Lors d’une conférence de presse organisée après la publication des résultats, M. Pereira, venu en tête au premier tour avec plus de 40% des suffrages, a dénoncé « l’ingérence militaire dans le processus électoral ».« Il y a une ingérence manifeste des militaires dans ce processus et nous irons devant les tribunaux pour contester ces résultats électoraux », a affirmé M. Pereira. « Nous contesterons les résultats devant la Cour Suprême », a conclu M. Pereira, candidat soutenu par le Parti africain pour l’Indépendance de la Guinée et du Cap-Vert (PAIGC, majoritaire).

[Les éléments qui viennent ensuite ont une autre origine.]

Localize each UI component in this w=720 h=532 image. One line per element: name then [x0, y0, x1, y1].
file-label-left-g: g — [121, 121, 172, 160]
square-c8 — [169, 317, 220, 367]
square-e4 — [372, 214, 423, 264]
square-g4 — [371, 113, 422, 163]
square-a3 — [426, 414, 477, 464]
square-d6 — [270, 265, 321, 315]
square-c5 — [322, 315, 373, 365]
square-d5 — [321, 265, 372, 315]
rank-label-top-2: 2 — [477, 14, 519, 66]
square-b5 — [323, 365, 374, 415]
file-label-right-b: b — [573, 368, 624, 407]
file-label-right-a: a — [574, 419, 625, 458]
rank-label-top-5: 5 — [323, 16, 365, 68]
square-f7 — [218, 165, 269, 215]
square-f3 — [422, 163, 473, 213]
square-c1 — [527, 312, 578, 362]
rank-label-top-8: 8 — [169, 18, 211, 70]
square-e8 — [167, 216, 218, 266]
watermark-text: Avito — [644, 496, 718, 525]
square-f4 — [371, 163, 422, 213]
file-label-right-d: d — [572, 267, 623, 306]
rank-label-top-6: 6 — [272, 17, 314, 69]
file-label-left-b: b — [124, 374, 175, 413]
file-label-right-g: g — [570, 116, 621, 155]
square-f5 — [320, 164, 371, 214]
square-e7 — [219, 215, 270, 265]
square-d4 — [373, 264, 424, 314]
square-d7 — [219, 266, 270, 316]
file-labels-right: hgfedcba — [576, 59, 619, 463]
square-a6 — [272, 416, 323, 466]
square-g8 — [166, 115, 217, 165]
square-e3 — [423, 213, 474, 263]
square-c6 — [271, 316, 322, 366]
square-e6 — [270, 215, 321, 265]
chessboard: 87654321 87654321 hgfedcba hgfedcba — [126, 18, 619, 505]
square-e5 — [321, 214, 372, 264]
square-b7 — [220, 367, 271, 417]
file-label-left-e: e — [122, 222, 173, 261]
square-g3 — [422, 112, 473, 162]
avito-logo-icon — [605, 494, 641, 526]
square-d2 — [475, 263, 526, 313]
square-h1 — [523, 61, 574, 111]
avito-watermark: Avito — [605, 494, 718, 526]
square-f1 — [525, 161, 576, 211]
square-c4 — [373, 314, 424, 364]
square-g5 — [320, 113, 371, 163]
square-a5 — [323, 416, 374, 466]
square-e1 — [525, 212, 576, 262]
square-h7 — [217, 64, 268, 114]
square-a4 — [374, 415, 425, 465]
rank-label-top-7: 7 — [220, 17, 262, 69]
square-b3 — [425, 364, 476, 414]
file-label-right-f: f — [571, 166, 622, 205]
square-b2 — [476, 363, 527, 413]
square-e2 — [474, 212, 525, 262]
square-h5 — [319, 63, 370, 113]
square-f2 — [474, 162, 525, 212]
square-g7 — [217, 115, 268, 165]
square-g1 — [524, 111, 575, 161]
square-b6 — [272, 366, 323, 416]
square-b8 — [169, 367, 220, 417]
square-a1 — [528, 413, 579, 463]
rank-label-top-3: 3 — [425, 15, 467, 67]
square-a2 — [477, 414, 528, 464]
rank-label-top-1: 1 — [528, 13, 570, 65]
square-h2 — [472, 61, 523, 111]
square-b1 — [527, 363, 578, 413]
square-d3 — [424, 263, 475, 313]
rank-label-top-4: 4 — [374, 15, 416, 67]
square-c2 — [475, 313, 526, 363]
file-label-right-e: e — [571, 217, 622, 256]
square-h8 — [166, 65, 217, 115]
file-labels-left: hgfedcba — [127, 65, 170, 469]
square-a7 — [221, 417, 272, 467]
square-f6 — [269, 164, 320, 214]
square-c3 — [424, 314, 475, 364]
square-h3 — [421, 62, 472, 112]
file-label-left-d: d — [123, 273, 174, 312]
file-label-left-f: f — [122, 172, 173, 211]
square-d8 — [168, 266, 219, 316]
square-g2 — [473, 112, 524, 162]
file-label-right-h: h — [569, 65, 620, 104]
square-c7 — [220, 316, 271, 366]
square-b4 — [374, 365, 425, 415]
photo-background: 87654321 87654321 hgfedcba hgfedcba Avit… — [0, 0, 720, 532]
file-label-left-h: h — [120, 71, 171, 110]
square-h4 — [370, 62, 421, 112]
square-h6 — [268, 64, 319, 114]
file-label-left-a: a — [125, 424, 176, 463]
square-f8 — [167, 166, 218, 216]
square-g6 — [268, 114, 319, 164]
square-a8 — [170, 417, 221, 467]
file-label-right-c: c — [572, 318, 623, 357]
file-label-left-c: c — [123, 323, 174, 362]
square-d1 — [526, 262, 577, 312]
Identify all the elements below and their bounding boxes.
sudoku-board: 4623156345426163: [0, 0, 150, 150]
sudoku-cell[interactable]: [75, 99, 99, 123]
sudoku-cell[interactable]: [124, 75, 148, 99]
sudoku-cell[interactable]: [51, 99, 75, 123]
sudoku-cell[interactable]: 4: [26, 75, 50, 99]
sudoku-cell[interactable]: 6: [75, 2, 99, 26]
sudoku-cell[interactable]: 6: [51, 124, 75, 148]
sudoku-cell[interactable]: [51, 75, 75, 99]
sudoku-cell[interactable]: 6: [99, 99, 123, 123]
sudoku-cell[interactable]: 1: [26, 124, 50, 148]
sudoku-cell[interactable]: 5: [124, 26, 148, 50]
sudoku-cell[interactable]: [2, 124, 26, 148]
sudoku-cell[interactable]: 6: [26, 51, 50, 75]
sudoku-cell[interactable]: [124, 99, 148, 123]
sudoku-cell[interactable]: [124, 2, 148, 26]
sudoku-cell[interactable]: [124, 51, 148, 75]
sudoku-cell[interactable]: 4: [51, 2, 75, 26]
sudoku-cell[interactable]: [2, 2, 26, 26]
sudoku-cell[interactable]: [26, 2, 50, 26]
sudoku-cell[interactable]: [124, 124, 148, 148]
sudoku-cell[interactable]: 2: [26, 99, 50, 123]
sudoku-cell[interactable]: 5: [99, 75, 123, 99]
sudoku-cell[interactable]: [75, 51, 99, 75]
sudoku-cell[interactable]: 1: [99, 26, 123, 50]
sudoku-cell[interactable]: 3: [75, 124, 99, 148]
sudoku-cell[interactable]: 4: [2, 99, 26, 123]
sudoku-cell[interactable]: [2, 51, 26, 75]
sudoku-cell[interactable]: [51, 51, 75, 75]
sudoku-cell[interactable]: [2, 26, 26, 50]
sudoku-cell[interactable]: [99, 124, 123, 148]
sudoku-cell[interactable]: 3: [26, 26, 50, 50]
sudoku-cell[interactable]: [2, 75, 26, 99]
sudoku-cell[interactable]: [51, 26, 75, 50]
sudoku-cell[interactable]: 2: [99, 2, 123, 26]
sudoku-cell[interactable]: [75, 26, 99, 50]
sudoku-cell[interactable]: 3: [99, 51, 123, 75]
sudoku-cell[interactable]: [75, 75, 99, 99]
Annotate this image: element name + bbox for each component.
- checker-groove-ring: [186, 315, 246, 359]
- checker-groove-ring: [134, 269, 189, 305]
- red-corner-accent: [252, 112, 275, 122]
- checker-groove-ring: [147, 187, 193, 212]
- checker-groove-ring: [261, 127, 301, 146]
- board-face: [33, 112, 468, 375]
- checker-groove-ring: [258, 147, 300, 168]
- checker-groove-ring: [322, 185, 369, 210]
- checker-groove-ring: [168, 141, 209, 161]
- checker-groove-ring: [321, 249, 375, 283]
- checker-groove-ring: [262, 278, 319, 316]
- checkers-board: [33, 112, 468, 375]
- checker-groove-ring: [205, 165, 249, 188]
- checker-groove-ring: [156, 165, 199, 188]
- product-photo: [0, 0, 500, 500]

La Guinée-Bissau, petit pays de 1,8 million d’habitants, est engluée dans la crise depuis quatre ans à cause de la mésentente entre le PAIGC et le président José Mario Vaz, un ancien responsable de cette formation dont il a été exclu. L’enjeu du scrutin est de mettre fin à ce blocage politique persistant, dans un pays parmi les derniers au monde selon l’indice de développement humain du Programme des Nations unies pour le développement (PNUD). La Guinée-Bissau est depuis son indépendance du Portugal en 1974 coutumière des coups d’État, le dernier en 2012, menés par une armée longtemps très impliquées dans la vie politique et mêlée au trafic de cocaïne venant d’Amérique latine.